Carrie Lorello’s life is crumbling. After a night of clouded judgment ends in her being fired, her mother’s offer of a one-month paid vacation seems like her best option. But she refuses to get caught up in her mother’s irrational worries and critical comments, and under no circumstances is she to learn what a failure Carrie’s proven to be.

Desperate not to lose her daughter again, Anita fights to conquer her anxiety and become the mother Carrie always wanted. But as Carrie’s life grows more and more complicated, her mother is the last person she wants to confide in.

Without anyone else to hold them together, can Anita and Carrie overcome their differences, or will the secrets between them derail their trip and destroy their relationship for good?

The Serendipity of Catastrophe is an emotionally compelling work of women’s fiction. If you enjoy travel stories, complex mother-daughter relationships, and lovably flawed characters, you’ll love this hopeful story of resilience and second chances.

Enjoy an Excerpt:

Anita turned and set her eyes on the ride, its rainbow-colored seats impossible to miss. Victor never would have expected her to go on the Ferris wheel, but somehow it seemed like exactly what she needed to do to move forward, to prove to herself she would no longer allow anxiety to rule her life. To most, it may have been a simple carnival ride, but to her it was so much more.

The line was shorter than Anita expected, and soon she was next up. The young girl ahead of her climbed into a bright green bucket with her father, and her mind drifted to Victor and Carrie all those years ago. 

“Next,” the operator called out.

Anita walked to the next open bucket, this one sunshine yellow, and climbed in. With a small lurch, the wheel took off, propelling her slowly into the air. Instinctively, she closed her eyes, then forced herself to open them. She didn’t come this far to ride with her eyes closed. Besides, it made her more nauseous not to see where she was going. 

At the top of the wheel, she looked out across the amazing city she’d spent the past few days exploring and falling in love with. Although this Ferris wheel was smaller than the one in London, being up on a mountain made it seem as though she was higher off the ground than she was. 

“I did it, Victor,” she whispered. 

She smiled as the wheel lifted her up and around once more. She had done it. She made it to Europe, made her way to Tibidabo on her own, and conquered her fear of Ferris wheels. 

But there was still work to be done.

About the Author:

Lisa Fellinger writes contemporary women's fiction with lovably flawed, relatable characters. When she's not writing her own stories, she's helping others achieve their writing dreams as a book coach and developmental editor. She lives in Buffalo, New York with her husband, son, and fur babies.

Q&A With the Author

What was your inspiration for writing this book?

The idea for this story was initially sparked by a case study when I was in graduate school for mental health counseling.

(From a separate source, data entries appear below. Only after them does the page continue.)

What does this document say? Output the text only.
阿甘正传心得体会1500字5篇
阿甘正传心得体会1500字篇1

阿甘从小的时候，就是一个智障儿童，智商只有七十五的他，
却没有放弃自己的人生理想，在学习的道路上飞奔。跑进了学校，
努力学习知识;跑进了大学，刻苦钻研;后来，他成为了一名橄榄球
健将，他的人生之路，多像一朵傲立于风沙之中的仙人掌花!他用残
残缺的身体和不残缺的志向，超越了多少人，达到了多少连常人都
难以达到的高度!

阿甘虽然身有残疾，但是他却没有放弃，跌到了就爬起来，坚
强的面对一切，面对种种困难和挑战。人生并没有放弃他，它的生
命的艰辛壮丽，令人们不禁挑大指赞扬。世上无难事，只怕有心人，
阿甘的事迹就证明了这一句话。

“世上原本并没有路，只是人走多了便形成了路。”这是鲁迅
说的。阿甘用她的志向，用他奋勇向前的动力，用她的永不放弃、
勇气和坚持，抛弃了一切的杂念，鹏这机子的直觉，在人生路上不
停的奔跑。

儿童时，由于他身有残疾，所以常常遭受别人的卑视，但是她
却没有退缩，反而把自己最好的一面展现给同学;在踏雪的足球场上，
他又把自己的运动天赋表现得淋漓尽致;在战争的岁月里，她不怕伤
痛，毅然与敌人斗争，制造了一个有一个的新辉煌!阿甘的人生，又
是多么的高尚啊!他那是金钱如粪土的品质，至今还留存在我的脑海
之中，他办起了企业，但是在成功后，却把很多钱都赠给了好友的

I don’t recall the exact details of the case we were discussing now, but a “what if” popped into my mind: what if a husband and wife had been planning a big trip for decades only for the husband to die in an accident the night before they were supposed to leave? From there, the idea of having her go instead with her daughter who she is somewhat estranged from took hold, and the characters of Anita and Carrie planted themselves in my brain. The opportunity to explore the mother-daughter dynamic and really dig into exploring what caused these characters to have such a strained relationship despite Anita wanting a daughter so badly and loving Carrie with her whole heart was exciting to me, and with each draft and round of revision, I was able to dig deeper and really tease out who these two people were and what caused them to butt heads and misunderstand one another .

What did you enjoy most about writing this book?

My favorite part about writing this book was seeing it get better and better with each revision. This started as a NaNoWriMo project and while it was a complete draft, it was very bare bones at that point. Each time I went back through, more layers and depth got added in, and each time I became a stronger writer. With each draft, I knew my characters better and was able to articulate their emotions and show them in a way I hadn’t been able to in the previous draft. While the overall story I was trying to tell stayed the same, it became so much richer with each round of revision.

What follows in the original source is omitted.